WorldCom shocks felt north of border

Canadian customers of troubled telecommunications service provider WorldCom Inc. don’t have to unplug their networks, but they would do well to have a contingency plan, according to one telecom analyst.

WorldCom Inc. announced June 24 that it will restate its financial results for 2001 and the first quarter of 2002 as a result of accounting irregularities and has terminated its chief financial officer (CFO), Scott Sullivan. It will also continue with its previously announced plans to save US$900 million by reducing its workforce by 17,000, beginning June 28.

“There’s a number of ways this could go, so quite frankly a lot more dominoes have to fall before we really know what is going to transpire. But when you lay off 20 per cent of your staff will your quality of service decline? It will to some degree – that’s without question,” said Elroy Jopling, Toronto-based principal analyst with Gartner Dataquest.

Deborah Brown, a Toronto-based spokesperson for WorldCom Canada Ltd., said on June 26 that it was too early to say how this announcement would affect the company’s 300 Canadian employees.

“At this point we can’t make any comment. For us it’s business as usual,” Brown said.

According to WorldCom’s statement, certain transfers from line cost expenses to capital accounts during 2001 and the first quarter of 2002 were not made in accordance with U.S. generally accepted accounting principles (GAAP). The transfers totalled US$3.05 billion in 2001 and US$797 million in the first quarter of 2002, essentially inflating a common measure of its earnings by nearly US$4 billion over the last five quarters.

In late April, WorldCom President and CEO Bernard Ebbers resigned in the face of mounting debts, a U.S. Securities and Exchange Commission (SEC) investigation and layoffs.

“The WorldCom disclosures confirm that accounting improprieties of unprecedented magnitude have been committed in the public markets,” the SEC said in a statement released Wednesday.

In the Canadian telecom sector, Jopling said, “The only people that might win in an environment like this are Bell (Canada) and Telus (Corp.)…, but I don’t think any of them want to see the market continually bombarded with bad news.”

And all customers, even those dealing with the apparently “rock-solid” Bell or Telus, have to become a little more short-sighted in their plans, Jopling said. For example, buyers may decide to ink one-year contracts instead of five-year ones, he added.

“This [WorldCom announcement] is definitely a negative sign. It’s just a case where, to put it mildly, you don’t want to see it happen to the industry.”

Jeff Kagan, a telecommunication industry analyst based in Marietta, Ga., said that since the networks are already in place, WorldCom customers are likely to be untouched by this announcement.

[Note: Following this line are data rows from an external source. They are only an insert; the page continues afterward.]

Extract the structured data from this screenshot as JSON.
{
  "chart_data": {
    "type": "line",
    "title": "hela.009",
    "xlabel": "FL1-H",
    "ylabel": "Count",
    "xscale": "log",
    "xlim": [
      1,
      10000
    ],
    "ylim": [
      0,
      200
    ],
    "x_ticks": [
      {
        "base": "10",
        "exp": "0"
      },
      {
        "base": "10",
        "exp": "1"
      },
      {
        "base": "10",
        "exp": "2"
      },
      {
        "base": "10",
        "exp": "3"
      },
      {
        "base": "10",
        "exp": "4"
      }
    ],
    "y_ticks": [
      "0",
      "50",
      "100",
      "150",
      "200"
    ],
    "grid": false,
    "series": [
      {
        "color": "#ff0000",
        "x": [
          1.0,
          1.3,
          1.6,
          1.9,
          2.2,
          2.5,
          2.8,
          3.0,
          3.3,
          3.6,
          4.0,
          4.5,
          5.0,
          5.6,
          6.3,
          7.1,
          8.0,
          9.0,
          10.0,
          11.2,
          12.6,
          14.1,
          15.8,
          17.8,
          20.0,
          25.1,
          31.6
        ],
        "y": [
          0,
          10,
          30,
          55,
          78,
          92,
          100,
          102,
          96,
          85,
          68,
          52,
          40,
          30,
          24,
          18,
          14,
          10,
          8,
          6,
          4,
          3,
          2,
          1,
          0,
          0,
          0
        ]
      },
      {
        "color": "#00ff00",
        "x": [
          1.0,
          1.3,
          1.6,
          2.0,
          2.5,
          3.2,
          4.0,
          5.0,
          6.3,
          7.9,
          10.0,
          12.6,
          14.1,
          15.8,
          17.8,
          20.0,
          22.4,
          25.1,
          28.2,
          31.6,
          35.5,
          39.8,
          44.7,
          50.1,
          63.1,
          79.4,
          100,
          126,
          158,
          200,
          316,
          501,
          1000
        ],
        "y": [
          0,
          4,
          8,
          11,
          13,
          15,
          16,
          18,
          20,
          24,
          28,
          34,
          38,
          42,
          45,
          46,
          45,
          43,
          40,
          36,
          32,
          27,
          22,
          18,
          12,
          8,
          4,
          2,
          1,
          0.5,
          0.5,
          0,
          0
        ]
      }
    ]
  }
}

More than a service issue, Kagan said this announcement “is an issue about trust (and) a big blow to the public perception.…They’re not going to be able to brush it off.”

The disclosure is “huge,” but “the event itself is not fatal,” Kagan said. “The question is, what chain of events will it trigger?” he asked.

“Whether they go into bankruptcy or not, the network isn’t going to turn off,” said Jeff Phillips, director of consulting at market analysis firm TeleChoice Inc. “I don’t think it’s going to have any impact in terms of service disruption.”

What may be disrupted, however, is the rollout of new services and network expansion, he added.